Por fim, já sem muita paciência, testemunhei o retorno de uma Bella, já amadurecida, para sua casa e para casualmente se defrontar com um ponto que ninguém mais se preocupava: o passado que a levou ao suicídio. E Bella inexplicavelmente se submete a fazer a descoberta de seu passado, do que "ela" (ou sua mãe) era. E acontece que, o "ex-viúvo" da Bella "original" na verdade era um macho escroto. Um militar bruto, burguês ganancioso, ou qualquer coisa enquadrada no pior estereótipo imaginável que pudesse justificar a atitude fatal que ela tomou.

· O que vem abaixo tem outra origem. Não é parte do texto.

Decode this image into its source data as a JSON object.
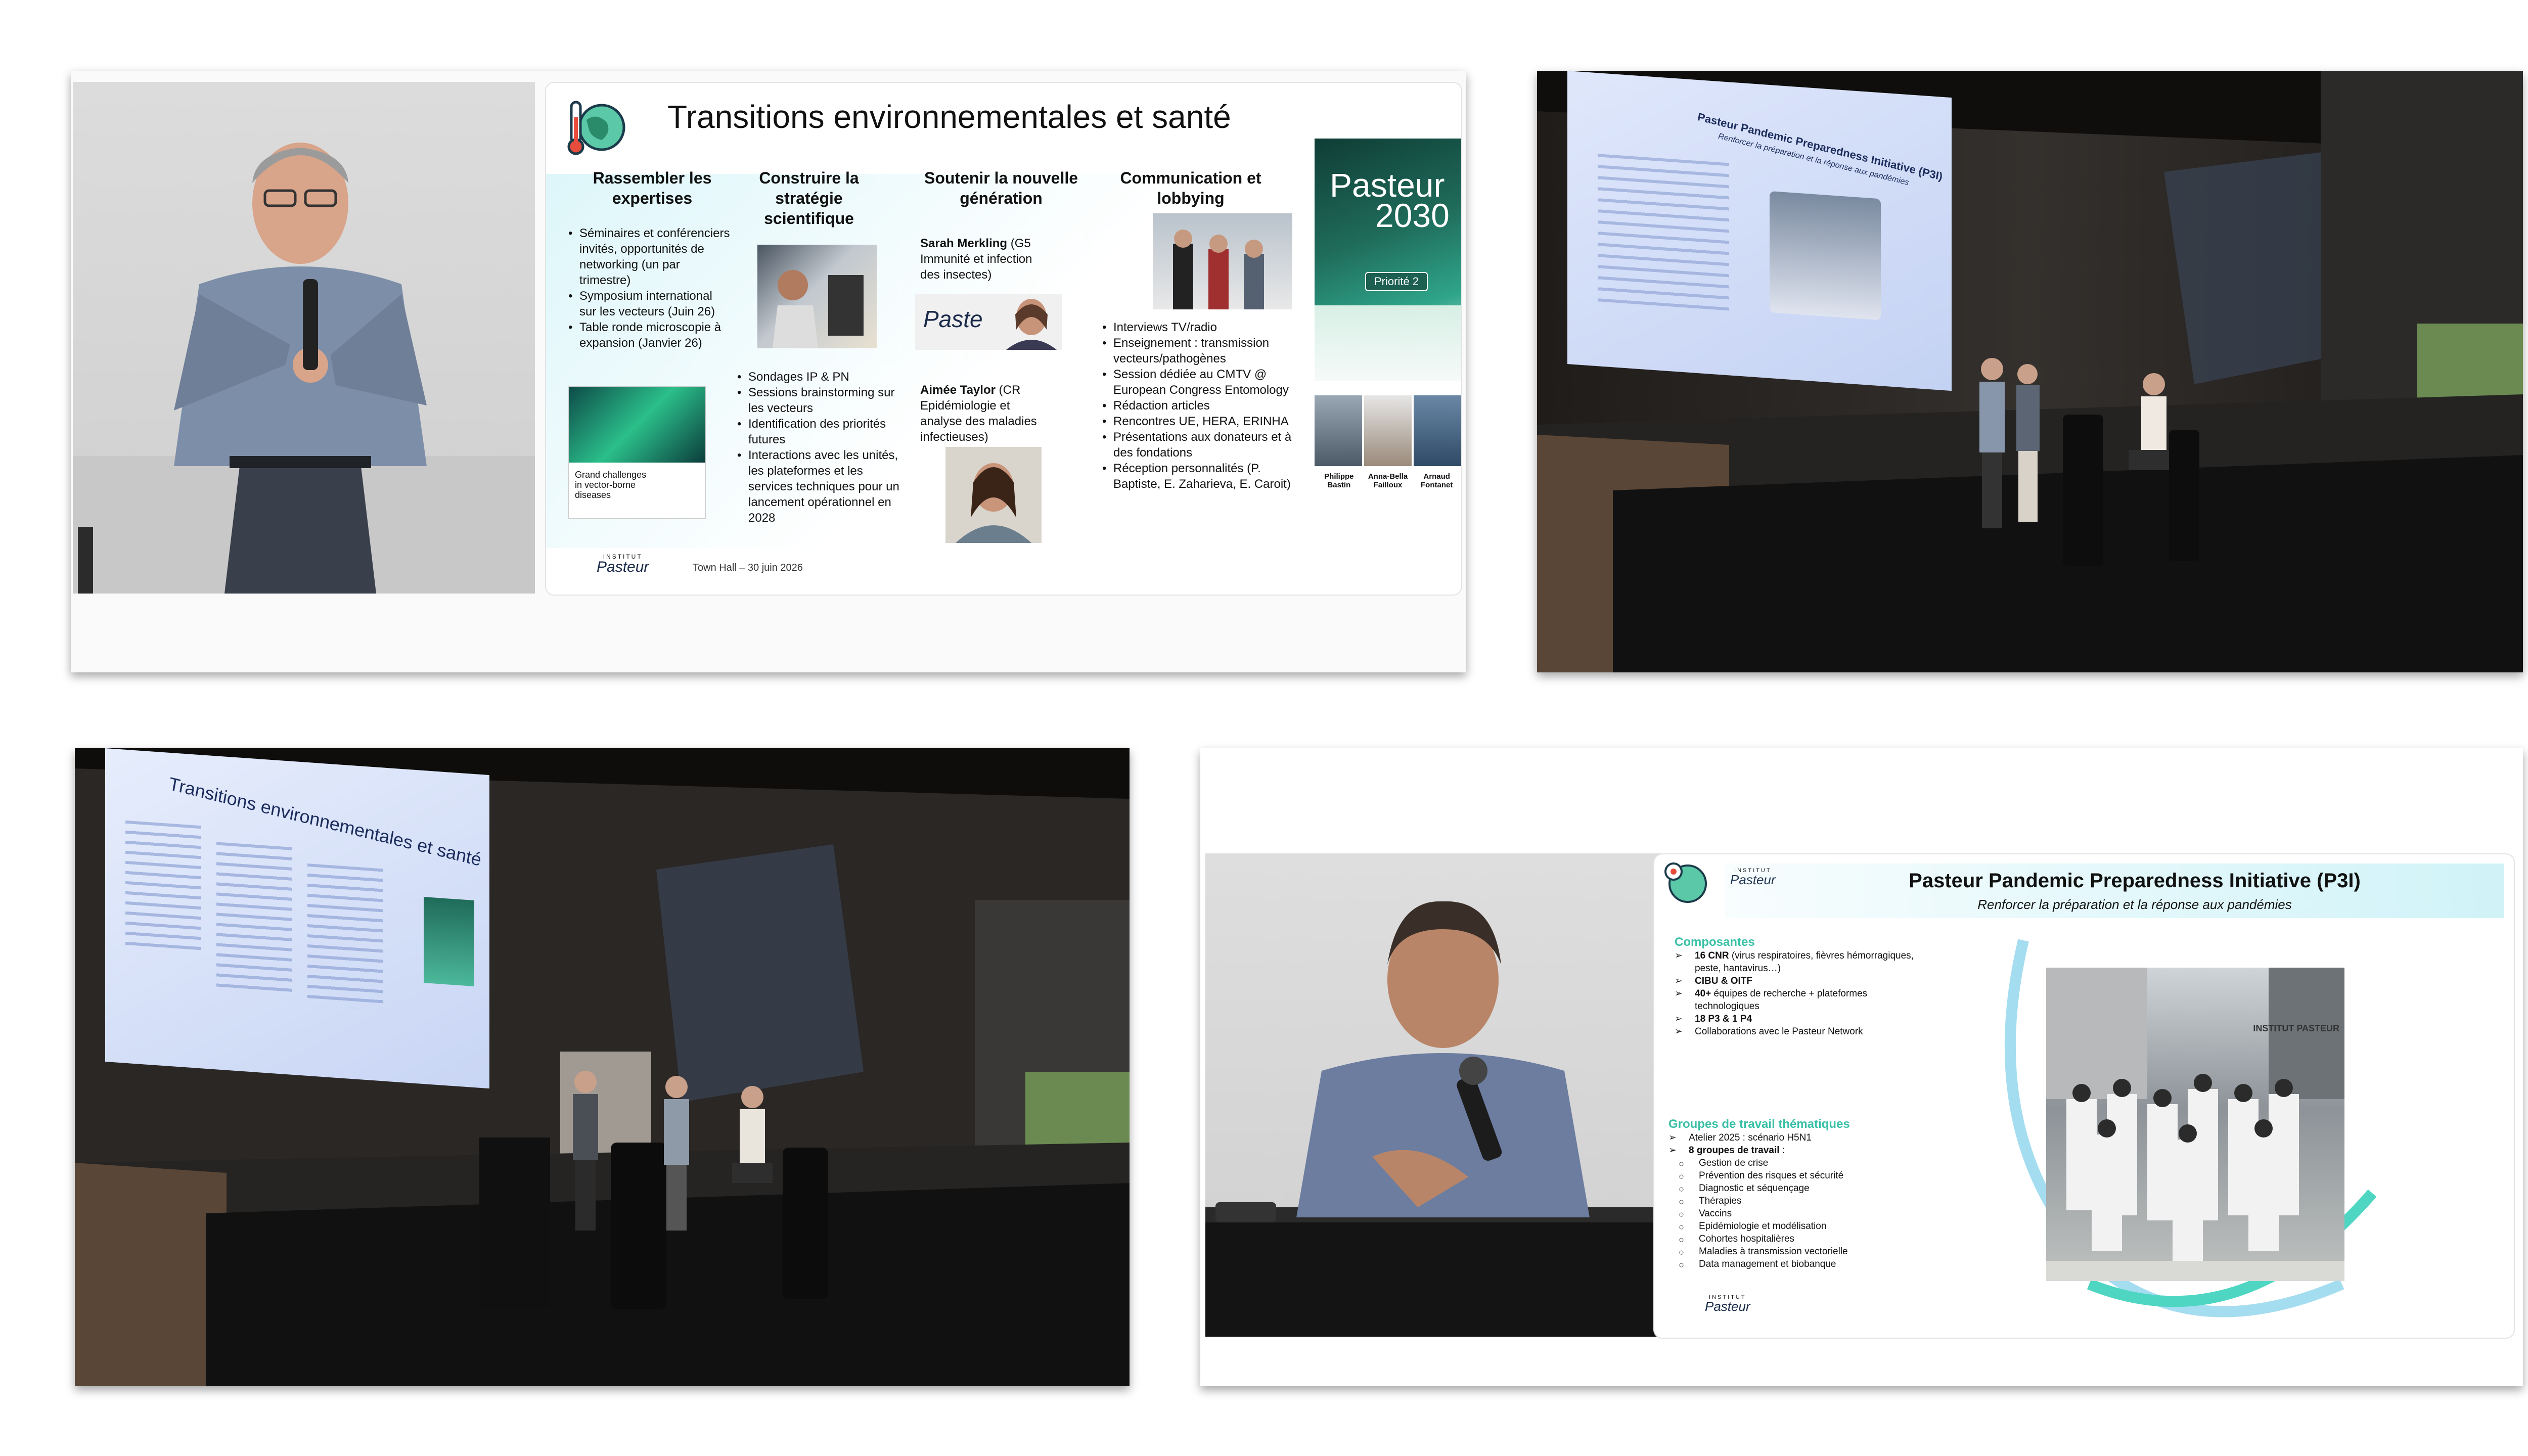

No final Pobres Criaturas fica bem abaixo das possibilidades que desenhava. E é claro que muitos analistas da indústria vital do cinema vão dissertar sobre possíveis camadas subjacentes apresentadas segundo a “escola filosófica blá blá blá", "a sociológica de xyz”. Peço desculpas ao leitor que dedicou preciosos minutos de sua vida na leitura deste texto pela maneira em que colocarei minha refutação que tais leituras subjacentes possam enriquecer Pobres Criaturas(!): imagine que a uma pessoa é dado um chá com uma porção de merda conjuntamente com uma outra porção de um ingrediente premium extremamente raro e saboroso. Ok, você entendeu, não? Essa pessoa daria uma bochechada no chá e, claro, sairia vomitando até a alma, e mesmo depois de ter lavado a boca pela trigésima vez, ainda teria ânsias de vômito. Não adianta, prezado amigo sommelier cinematográfico, ainda que seja um ingrediente raro sob um monte de bosta ele não faz diferença alguma. No final você continua experimentando bosta e o resultado vai ser extremamente desagradável, não há como negar.

Dito isto, daria meus parabéns apenas a Emma Stone por sua bela atuação(!). E adiciono que não recomendaria a ninguém a assistir Pobres Criaturas. Ok, se preferir ignore meu conselho e vá ver o filme por sua conta e risco. Boa sorte, você vai precisar.